Da Agência - A Câmara dos Deputados está analisando uma proposta que tem o objetivo de facilitar a punição dos crimes de estupro. O Projeto de Lei 5962/01, de autoria do deputado federal Roberto Jefferson (PTB-RJ), muda as regras para comprovação de casos de crimes contra os costumes, como estupro. A proposta permite que, nesses casos, se houver necessidade de realização de perícia médica, o exame poderá ser feito por médico de livre escolha da vítima ou de sua família.
Segundo o deputado, o objetivo é poupar a vítima de estupro do constrangimento de fazer o exame de corpo-delito em órgãos públicos, como Institutos Médicos Legais (IML). ''Imagine a mulher que acaba de ser estuprada e tem que ir fazer o exame. Vai ser humilhada, ser manipulada por um médico legista diante de detetives e delegados. Como é isso, são duas violências? Então, o projeto prevê que o médico de sua confiança ateste se ela foi vítima desse crime. Dessa maneira se diminui o trauma que essa mulher viveu''.
Violência - A necessidade dos parlamentos brasileiros estudarem formas de ampliar a punição de estupradores pode ser percebida em análise dos dados de uma pesquisa realizada pelo Governo Federal, em parceria com a Universidade de São Paulo e as Nações Unidas em quatro capitais brasileiras - Rio de Janeiro, São Paulo, Recife e Vitória. O trabalho revela que 28% das mulheres vítimas de estupro conheciam seu agressor e 25% sabiam o nome dele. Segundo o levantamento, a maioria dos criminosos eram namorados, parentes ou ex-maridos, o que demostra que a violência contra a mulher começa dentro de casa.

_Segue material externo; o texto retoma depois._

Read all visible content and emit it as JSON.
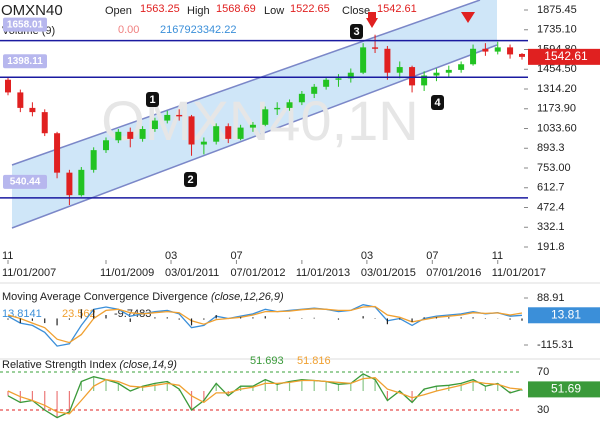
{
  "chart_data": [
    {
      "type": "candlestick",
      "title": "OMXN40",
      "ohlc_labels": [
        "Open",
        "High",
        "Low",
        "Close"
      ],
      "volume_legend": {
        "name": "Volume (9)",
        "readouts": [
          "0.00",
          "2167923342.22"
        ]
      },
      "watermark": "OMXN40,1N",
      "annotations": [
        "1",
        "2",
        "3",
        "4"
      ],
      "x": [
        "2007-11-01",
        "2008-02-01",
        "2008-05-01",
        "2008-08-01",
        "2008-11-01",
        "2009-02-01",
        "2009-05-01",
        "2009-08-01",
        "2009-11-01",
        "2010-02-01",
        "2010-05-01",
        "2010-08-01",
        "2010-11-01",
        "2011-02-01",
        "2011-05-01",
        "2011-08-01",
        "2011-11-01",
        "2012-02-01",
        "2012-05-01",
        "2012-08-01",
        "2012-11-01",
        "2013-02-01",
        "2013-05-01",
        "2013-08-01",
        "2013-11-01",
        "2014-02-01",
        "2014-05-01",
        "2014-08-01",
        "2014-11-01",
        "2015-02-01",
        "2015-05-01",
        "2015-08-01",
        "2015-11-01",
        "2016-02-01",
        "2016-05-01",
        "2016-08-01",
        "2016-11-01",
        "2017-02-01",
        "2017-05-01",
        "2017-08-01",
        "2017-11-01",
        "2018-02-01",
        "2018-05-01"
      ],
      "open": [
        1380,
        1290,
        1180,
        1150,
        1000,
        720,
        560,
        740,
        880,
        950,
        1010,
        960,
        1030,
        1090,
        1130,
        1120,
        920,
        940,
        1050,
        960,
        1040,
        1060,
        1170,
        1180,
        1220,
        1280,
        1330,
        1380,
        1390,
        1430,
        1610,
        1600,
        1430,
        1470,
        1340,
        1410,
        1430,
        1450,
        1490,
        1600,
        1580,
        1610,
        1563.25
      ],
      "high": [
        1400,
        1310,
        1220,
        1170,
        1010,
        740,
        760,
        900,
        970,
        1030,
        1040,
        1050,
        1110,
        1160,
        1170,
        1130,
        970,
        1070,
        1070,
        1060,
        1080,
        1190,
        1220,
        1240,
        1300,
        1350,
        1400,
        1420,
        1460,
        1640,
        1700,
        1620,
        1510,
        1480,
        1440,
        1460,
        1480,
        1510,
        1630,
        1640,
        1650,
        1630,
        1568.69
      ],
      "low": [
        1270,
        1150,
        1120,
        980,
        680,
        490,
        550,
        720,
        860,
        930,
        900,
        940,
        1010,
        1070,
        1090,
        840,
        850,
        920,
        930,
        950,
        1010,
        1050,
        1130,
        1160,
        1200,
        1250,
        1310,
        1330,
        1360,
        1420,
        1570,
        1380,
        1390,
        1290,
        1300,
        1370,
        1400,
        1430,
        1480,
        1550,
        1560,
        1530,
        1522.65
      ],
      "close": [
        1290,
        1180,
        1150,
        1000,
        720,
        560,
        740,
        880,
        950,
        1010,
        960,
        1030,
        1090,
        1130,
        1120,
        920,
        940,
        1050,
        960,
        1040,
        1060,
        1170,
        1180,
        1220,
        1280,
        1330,
        1380,
        1390,
        1430,
        1610,
        1600,
        1430,
        1470,
        1340,
        1410,
        1430,
        1450,
        1490,
        1600,
        1580,
        1610,
        1560,
        1542.61
      ],
      "up_color": "#22c322",
      "down_color": "#e02020",
      "ylim": [
        99.5,
        1946.5
      ],
      "yticks": [
        1875.45,
        {
          "value": 1735.1,
          "label": "1735.10"
        },
        {
          "value": 1594.8,
          "label": "1594.80"
        },
        {
          "value": 1454.5,
          "label": "1454.50"
        },
        {
          "value": 1314.2,
          "label": "1314.20"
        },
        {
          "value": 1173.9,
          "label": "1173.90"
        },
        {
          "value": 1033.6,
          "label": "1033.60"
        },
        893.3,
        {
          "value": 753,
          "label": "753.00"
        },
        612.7,
        472.4,
        332.1,
        191.8
      ],
      "hlines": [
        1658.01,
        1398.11,
        540.44
      ],
      "xticks": [
        {
          "value": "2007-11-01",
          "label": "11/01/2007"
        },
        {
          "value": "2009-11-01",
          "label": "11/01/2009"
        },
        {
          "value": "2011-03-01",
          "label": "03/01/2011"
        },
        {
          "value": "2012-07-01",
          "label": "07/01/2012"
        },
        {
          "value": "2013-11-01",
          "label": "11/01/2013"
        },
        {
          "value": "2015-03-01",
          "label": "03/01/2015"
        },
        {
          "value": "2016-07-01",
          "label": "07/01/2016"
        },
        {
          "value": "2017-11-01",
          "label": "11/01/2017"
        }
      ],
      "month_ticks": [
        {
          "value": "2007-11-01",
          "label": "11"
        },
        {
          "value": "2011-03-01",
          "label": "03"
        },
        {
          "value": "2012-07-01",
          "label": "07"
        },
        {
          "value": "2015-03-01",
          "label": "03"
        },
        {
          "value": "2016-07-01",
          "label": "07"
        },
        {
          "value": "2017-11-01",
          "label": "11"
        }
      ]
    },
    {
      "type": "macd",
      "title": "Moving Average Convergence Divergence",
      "params": "(close,12,26,9)",
      "ylim": [
        -171.8,
        145.4
      ],
      "yticks": [
        88.91,
        -115.31
      ],
      "series": [
        {
          "color": "#3b8fd9",
          "last_label": "13.81",
          "values": [
            10,
            -20,
            -30,
            -60,
            -120,
            -110,
            -30,
            40,
            50,
            40,
            10,
            20,
            30,
            35,
            20,
            -40,
            -30,
            10,
            0,
            10,
            20,
            40,
            30,
            35,
            40,
            45,
            40,
            30,
            35,
            60,
            50,
            -10,
            0,
            -30,
            0,
            10,
            15,
            20,
            30,
            20,
            25,
            10,
            13.8141
          ]
        },
        {
          "color": "#f0a030",
          "values": [
            15,
            0,
            -20,
            -40,
            -90,
            -105,
            -70,
            0,
            35,
            40,
            25,
            20,
            25,
            30,
            25,
            -10,
            -25,
            -5,
            0,
            5,
            15,
            30,
            30,
            32,
            38,
            42,
            40,
            35,
            35,
            50,
            52,
            15,
            5,
            -15,
            -5,
            5,
            10,
            15,
            25,
            22,
            24,
            15,
            23.562
          ]
        },
        {
          "color": "#222222",
          "style": "bars",
          "values": [
            -5,
            -20,
            -10,
            -20,
            -30,
            -5,
            40,
            40,
            15,
            0,
            -15,
            0,
            5,
            5,
            -5,
            -30,
            -5,
            15,
            0,
            5,
            5,
            10,
            0,
            3,
            2,
            3,
            0,
            -5,
            0,
            10,
            -2,
            -25,
            -5,
            -15,
            5,
            5,
            5,
            5,
            5,
            -2,
            1,
            -5,
            -9.7483
          ]
        }
      ]
    },
    {
      "type": "rsi",
      "title": "Relative Strength Index",
      "params": "(close,14,9)",
      "ylim": [
        19.5,
        80.5
      ],
      "yticks": [
        70,
        30
      ],
      "tick_colors": [
        "#3aa03a",
        "#e02020"
      ],
      "series": [
        {
          "color": "#3a9a3a",
          "last_label": "51.69",
          "values": [
            45,
            38,
            40,
            30,
            22,
            28,
            60,
            65,
            62,
            58,
            50,
            55,
            58,
            60,
            52,
            30,
            40,
            58,
            45,
            55,
            55,
            62,
            57,
            60,
            62,
            61,
            60,
            57,
            58,
            68,
            62,
            40,
            50,
            38,
            52,
            55,
            56,
            58,
            62,
            55,
            58,
            48,
            51.693
          ]
        },
        {
          "color": "#f0a030",
          "values": [
            50,
            44,
            40,
            35,
            28,
            26,
            40,
            55,
            62,
            60,
            55,
            54,
            56,
            58,
            56,
            45,
            38,
            48,
            48,
            52,
            54,
            58,
            58,
            59,
            61,
            61,
            60,
            59,
            58,
            63,
            64,
            52,
            48,
            43,
            46,
            50,
            53,
            56,
            60,
            58,
            57,
            53,
            51.816
          ]
        }
      ]
    }
  ]
}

Outro dado revelado na pesquisa é que em 91% dos casos de estupro os agressores portavam algum tipo de arma. A pesquisa, que faz parte do Plano Nacional de Segurança do Governo, chama atenção para o dado de que 33% das mulheres estupradas consideraram que não foram vítimas de crime e apenas 14% registraram a ocorrência.